Difficult years pass for Fatima in prison, during which her mother dies, until a day comes when the alarm sirens sound inside the prison, and the prisoners begin to cover the windows with blankets, and she does not understand what is happening, until she finds a Jewish soldier who says to her: "You betrayed us while we were fasting."

She did not understand what had happened until the soldiers ordered her to kneel on the ground with the Arab female prisoners, and she heard the sentence echoed by everyone that the Egyptians had betrayed the Jews while they were fasting, only to learn that the war of liberation had broken out, and that the Egyptian army had succeeded in crossing the Suez Canal.

Prisons turn into shelters for Jews to escape from Egyptian planes.

The years of imprisonment are long and bitter, until she is released in the eleventh month of 1977 as part of a prisoner exchange deal after more than 11 years in the occupation prisons, but Fatima decides to travel to Lebanon and work as a nurse with the Lebanese fighters in the Lebanese Bekaa until 1983.

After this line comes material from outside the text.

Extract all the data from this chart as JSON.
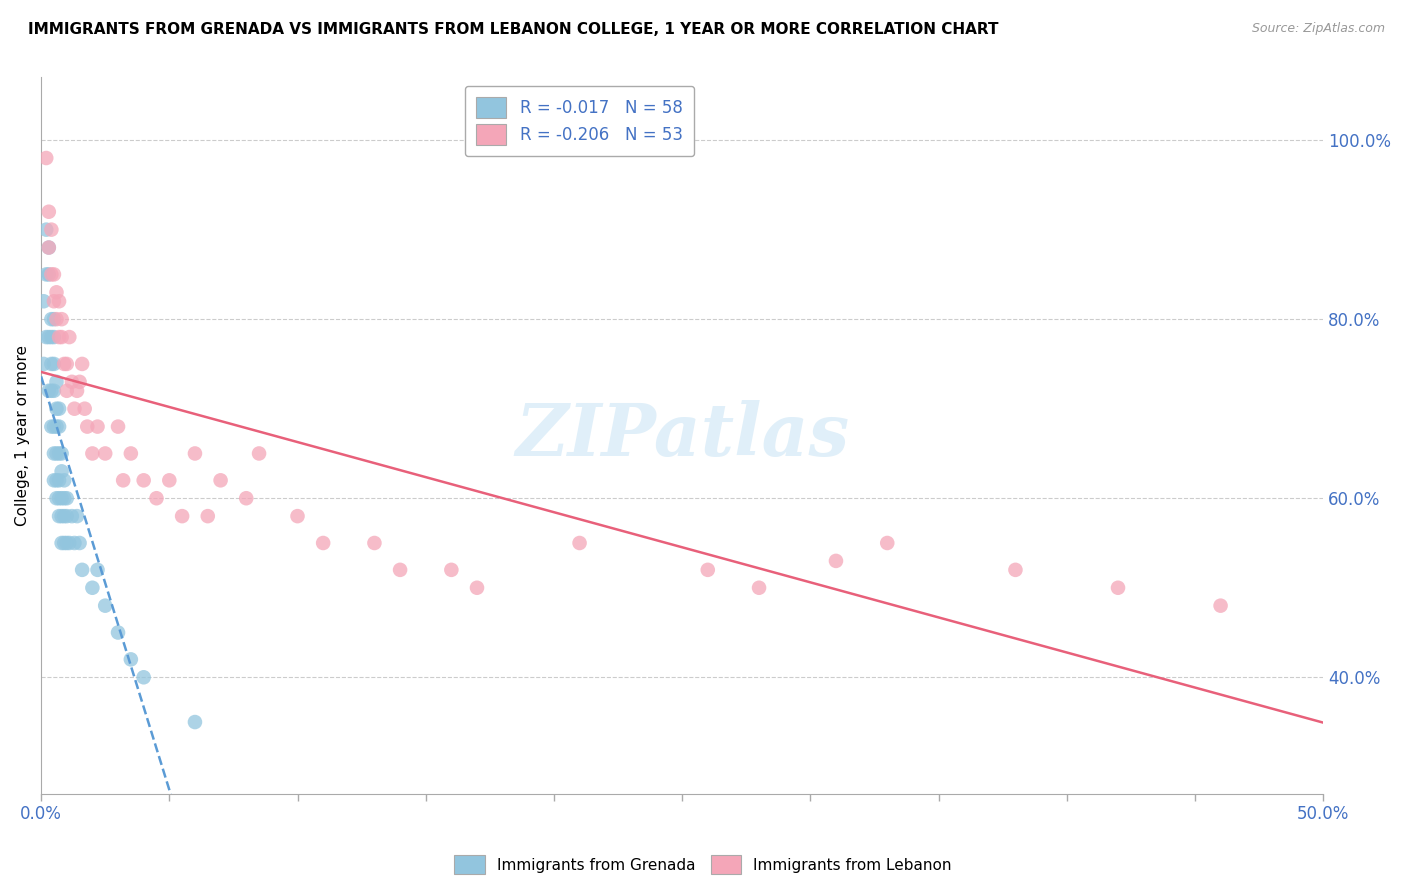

Then she returns to Palestine at the request of Yasser Arafat to form the first women's police unit in Gaza in 1994, and she was the leader over them. The strength of the unit was 30 women, but they faced some intransigence at the beginning because many of the people of Gaza were not convinced that a woman would be a policeman for them.

After years of police service, it was decided to leave all forms of political work and police life and travel to live in Egypt, where Fatima Bernawi would remain until her death on November 3 of 2022 in Palestine Hospital in Egypt after a long march of confrontations.